Setup:
1. Mongodb with this sample data inside:
db.test.findOne();
{
"_id" : ObjectId("5aa8487d470dd39a635a12f5"),
"name" : "orange",
"context" : {
"time" : ISODate("2018-03-13T21:52:54.940Z"),
"user" : "jack"
}
}
1. Connect with Drill 1.12 and run the query:
select t.context.`time` as `time`, t.context from mongo.test.test t;
The result is:
+------------+---------+
| time | context |
+------------+---------+
| 2018-03-13 |
{"time":{"dayOfYear":72,"year":2018,"dayOfMonth":13,"dayOfWeek":2, ...
},"user":"jack"} |
+------------+---------+
Note how the output formatting of the same field “time” is different depending
on whether the time is shown as a first level column or as a nested JSON field.
Has anyone seen this behavior?
Looking at the source code, it appears that the JSON output is produced from
JsonStringHashMap.java:79 (org.apache.drill.exec:vector:1.12.0).
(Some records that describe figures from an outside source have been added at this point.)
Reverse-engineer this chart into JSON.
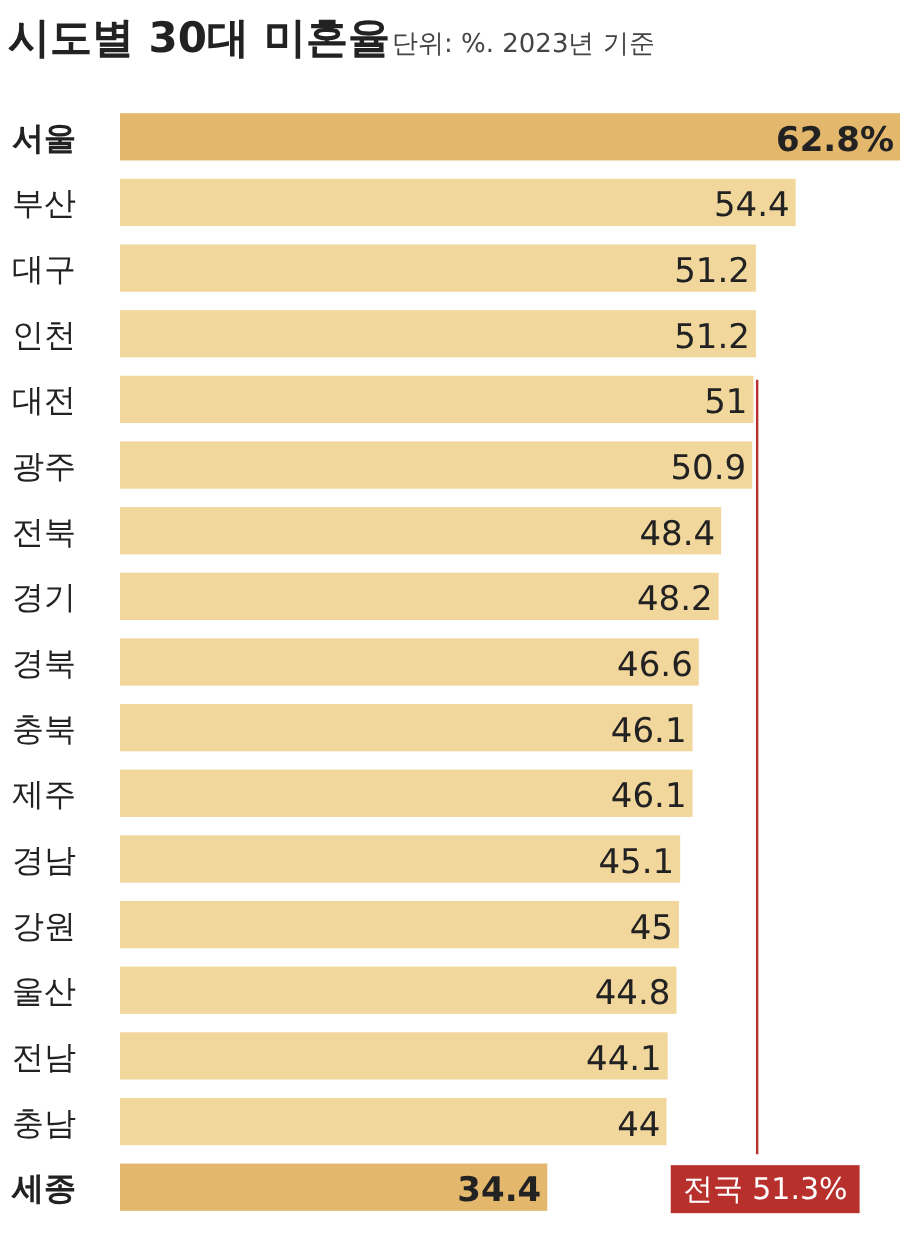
{
  "chart_data": {
    "type": "bar",
    "orientation": "horizontal",
    "title": "시도별 30대 미혼율",
    "subtitle": "단위: %. 2023년 기준",
    "categories": [
      "서울",
      "부산",
      "대구",
      "인천",
      "대전",
      "광주",
      "전북",
      "경기",
      "경북",
      "충북",
      "제주",
      "경남",
      "강원",
      "울산",
      "전남",
      "충남",
      "세종"
    ],
    "values": [
      62.8,
      54.4,
      51.2,
      51.2,
      51,
      50.9,
      48.4,
      48.2,
      46.6,
      46.1,
      46.1,
      45.1,
      45,
      44.8,
      44.1,
      44,
      34.4
    ],
    "colors": [
      "#e3b86c",
      "#f1d79c",
      "#f1d79c",
      "#f1d79c",
      "#f1d79c",
      "#f1d79c",
      "#f1d79c",
      "#f1d79c",
      "#f1d79c",
      "#f1d79c",
      "#f1d79c",
      "#f1d79c",
      "#f1d79c",
      "#f1d79c",
      "#f1d79c",
      "#f1d79c",
      "#e3b86c"
    ],
    "value_labels": [
      "62.8%",
      "54.4",
      "51.2",
      "51.2",
      "51",
      "50.9",
      "48.4",
      "48.2",
      "46.6",
      "46.1",
      "46.1",
      "45.1",
      "45",
      "44.8",
      "44.1",
      "44",
      "34.4"
    ],
    "tick_labels": "y",
    "ref_lines": [
      {
        "axis": "x",
        "value": 51.3,
        "label": "전국 51.3%",
        "color": "#b8302c"
      }
    ]
  }
}
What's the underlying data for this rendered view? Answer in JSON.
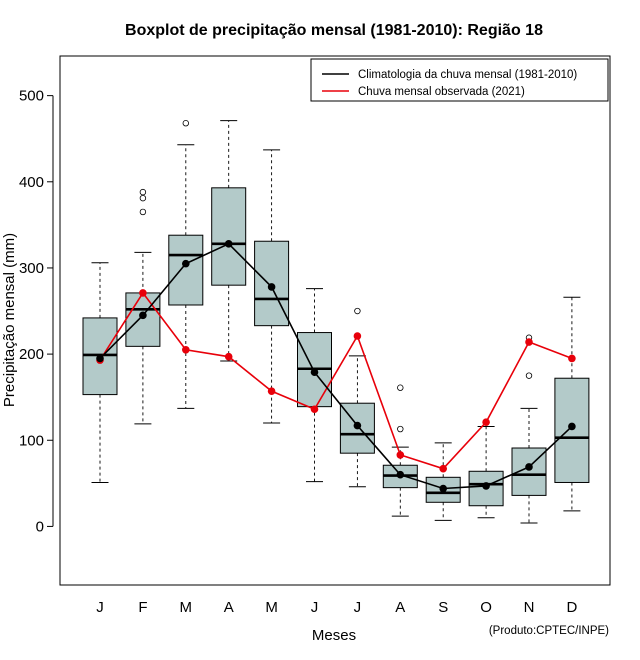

This class
uses its own ObjectMapper instance to serialize the map.
Would it better to add some Mixin’s to the various complex types that may
appear inside this JsonStringHashMap? For example, DateTime object can be
serialized using the logical representation, rather than the getters of the
DataTime class used by Drill.
Thanks.
-- Jiang